The same controls can be used with GAFeatureSelectionCV. In feature selection, local_search_radius controls the fraction of feature bits flipped when creating local neighbors.

from sklearn.datasets import load_breast_cancer
from sklearn.ensemble import RandomForestClassifier
from sklearn.model_selection import StratifiedKFold, train_test_split

from sklearn_genetic import (
    EvolutionConfig,
    GAFeatureSelectionCV,
    OptimizationConfig,
    PopulationConfig,
    RuntimeConfig,
)
from sklearn_genetic.schedules import ExponentialAdapter

X, y = load_breast_cancer(return_X_y=True)
X_train, X_test, y_train, y_test = train_test_split(
    X, y, test_size=0.25, stratify=y, random_state=42
)

cv = StratifiedKFold(n_splits=4, shuffle=True, random_state=42)

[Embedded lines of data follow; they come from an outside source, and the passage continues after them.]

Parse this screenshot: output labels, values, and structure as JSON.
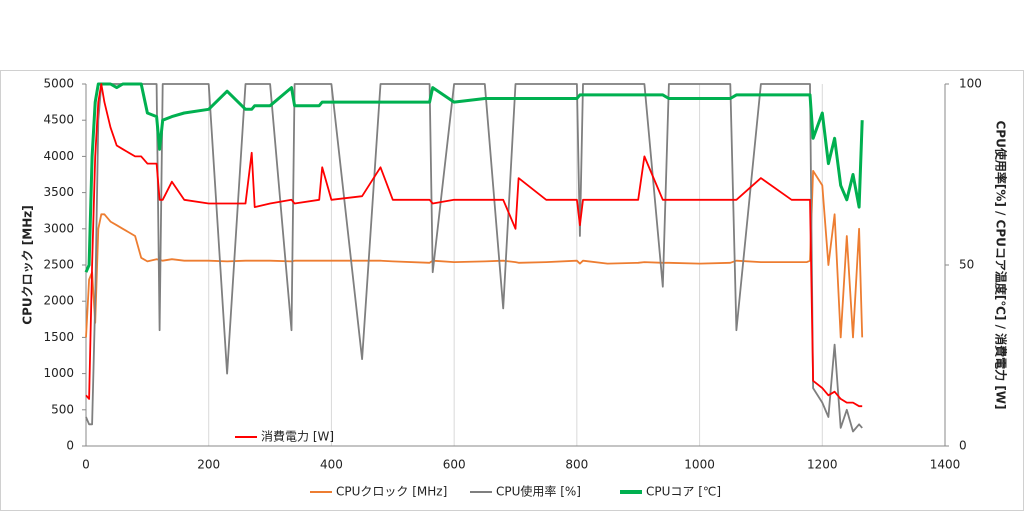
{
  "chart_data": {
    "type": "line",
    "y_label": "CPUクロック [MHz]",
    "y2_label": "CPU使用率[%] / CPUコア温度[℃] / 消費電力 [W]",
    "x": [
      0,
      5,
      10,
      15,
      20,
      25,
      30,
      40,
      50,
      60,
      80,
      90,
      100,
      115,
      120,
      125,
      140,
      160,
      200,
      230,
      260,
      270,
      275,
      300,
      335,
      340,
      380,
      385,
      400,
      450,
      480,
      500,
      560,
      565,
      600,
      650,
      680,
      700,
      705,
      750,
      800,
      805,
      810,
      850,
      900,
      910,
      940,
      950,
      1000,
      1050,
      1060,
      1100,
      1150,
      1175,
      1180,
      1185,
      1200,
      1210,
      1220,
      1230,
      1240,
      1250,
      1260,
      1265
    ],
    "xlim": [
      0,
      1400
    ],
    "xticks": [
      0,
      200,
      400,
      600,
      800,
      1000,
      1200,
      1400
    ],
    "ylim": [
      0,
      5000
    ],
    "yticks": [
      0,
      500,
      1000,
      1500,
      2000,
      2500,
      3000,
      3500,
      4000,
      4500,
      5000
    ],
    "y2lim": [
      0,
      100
    ],
    "y2ticks": [
      0,
      50,
      100
    ],
    "grid": true,
    "legend": "bottom",
    "series": [
      {
        "name": "CPUクロック [MHz]",
        "color": "#ed7d31",
        "values": [
          1500,
          2300,
          2400,
          1700,
          3000,
          3200,
          3200,
          3100,
          3050,
          3000,
          2900,
          2600,
          2550,
          2580,
          2570,
          2560,
          2580,
          2560,
          2560,
          2550,
          2560,
          2560,
          2560,
          2560,
          2550,
          2560,
          2560,
          2560,
          2560,
          2560,
          2560,
          2550,
          2530,
          2560,
          2540,
          2550,
          2560,
          2540,
          2530,
          2540,
          2560,
          2520,
          2560,
          2520,
          2530,
          2540,
          2530,
          2530,
          2520,
          2530,
          2560,
          2540,
          2540,
          2540,
          2560,
          3800,
          3600,
          2500,
          3200,
          1500,
          2900,
          1500,
          3000,
          1500
        ]
      },
      {
        "name": "CPU使用率 [%]",
        "color": "#7f7f7f",
        "axis": "y2",
        "values": [
          8,
          6,
          6,
          40,
          90,
          100,
          100,
          100,
          100,
          100,
          100,
          100,
          100,
          100,
          32,
          100,
          100,
          100,
          100,
          20,
          100,
          100,
          100,
          100,
          32,
          100,
          100,
          100,
          100,
          24,
          100,
          100,
          100,
          48,
          100,
          100,
          38,
          100,
          100,
          100,
          100,
          58,
          100,
          100,
          100,
          100,
          44,
          100,
          100,
          100,
          32,
          100,
          100,
          100,
          100,
          16,
          12,
          8,
          28,
          5,
          10,
          4,
          6,
          5
        ]
      },
      {
        "name": "CPUコア [℃]",
        "color": "#00b050",
        "axis": "y2",
        "values": [
          48,
          50,
          80,
          95,
          100,
          100,
          100,
          100,
          99,
          100,
          100,
          100,
          92,
          91,
          82,
          90,
          91,
          92,
          93,
          98,
          93,
          93,
          94,
          94,
          99,
          94,
          94,
          95,
          95,
          95,
          95,
          95,
          95,
          99,
          95,
          96,
          96,
          96,
          96,
          96,
          96,
          97,
          97,
          97,
          97,
          97,
          97,
          96,
          96,
          96,
          97,
          97,
          97,
          97,
          97,
          85,
          92,
          78,
          85,
          72,
          68,
          75,
          66,
          90
        ]
      },
      {
        "name": "消費電力 [W]",
        "color": "#ff0000",
        "axis": "y2",
        "values": [
          14,
          13,
          50,
          80,
          95,
          100,
          95,
          88,
          83,
          82,
          80,
          80,
          78,
          78,
          68,
          68,
          73,
          68,
          67,
          67,
          67,
          81,
          66,
          67,
          68,
          67,
          68,
          77,
          68,
          69,
          77,
          68,
          68,
          67,
          68,
          68,
          68,
          60,
          74,
          68,
          68,
          61,
          68,
          68,
          68,
          80,
          68,
          68,
          68,
          68,
          68,
          74,
          68,
          68,
          68,
          18,
          16,
          14,
          15,
          13,
          12,
          12,
          11,
          11
        ]
      }
    ]
  }
}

selector = GAFeatureSelectionCV(
    estimator=RandomForestClassifier(random_state=42, n_jobs=1),
    cv=cv,
    scoring="roc_auc",
    max_features=18,
    evolution_config=EvolutionConfig(
        population_size=30,
        generations=16,
        crossover_probability=0.8,
        mutation_probability=ExponentialAdapter(0.1, 0.25, 0.08),
        keep_top_k=4,
    ),
    population_config=PopulationConfig(initializer="smart"),
    runtime_config=RuntimeConfig(n_jobs=-1, parallel_backend="auto", verbose=True),
    optimization_config=OptimizationConfig(
        diversity_control=True,
        diversity_threshold=0.2,
        diversity_stagnation_generations=4,
        random_immigrants_fraction=0.15,
        fitness_sharing=True,
        sharing_radius=0.2,
        local_search=True,
        local_search_top_k=2,
        local_search_steps=5,
        local_search_radius=0.1,
    ),
)

selector.fit(X_train, y_train)

print("Selected features:", selector.best_features_)
print("Test score:", selector.score(X_test, y_test))

Recommended Workflow

Start from the simplest useful setup and add controls based on telemetry:

Use PopulationConfig(initializer="smart") with high crossover (0.8) and low mutation (0.1). Add adaptive schedules if stagnation is detected.
Inspect unique_individual_ratio, genotype_diversity, and stagnation_generations.
If diversity collapses early, enable OptimizationConfig(diversity_control=True).
If one candidate family dominates too quickly, enable OptimizationConfig(fitness_sharing=True).
If the final region looks promising but not fully refined, enable OptimizationConfig(local_search=True).

Tuning Guidelines

diversity_threshold: Values between 0.1 and 0.3 are a practical starting point. Increase it if you want diversity control to react earlier.
diversity_mutation_boost: Values between 1.5 and 2.5 usually provide a noticeable mutation increase without turning the generation into a fully random search.
random_immigrants_fraction: Start between 0.05 and 0.2. Larger values can help rugged spaces, but may slow convergence.
sharing_radius: Values between 0.15 and 0.35 are often useful. Smaller values only penalize very similar candidates; larger values preserve broader niches.
local_search_radius: Small values such as 0.05 to 0.15 keep refinement local. Larger values behave more like another mutation phase.
local_search_steps: Keep this small at first. Each step creates extra candidates that must be evaluated with cross-validation.

Practical Notes

These controls improve search behavior, but they do not remove the need for a good validation design. Use reproducible cross-validation splits, keep a final holdout set for model assessment, and compare multiple random seeds when the metric is noisy.

Because fitness_sharing only changes temporary selection pressure, it does not alter raw cross-validation scores, best_score_, or cv_results_. Because local_search evaluates extra neighbor candidates after the genetic search, it can improve final quality but may increase total runtime.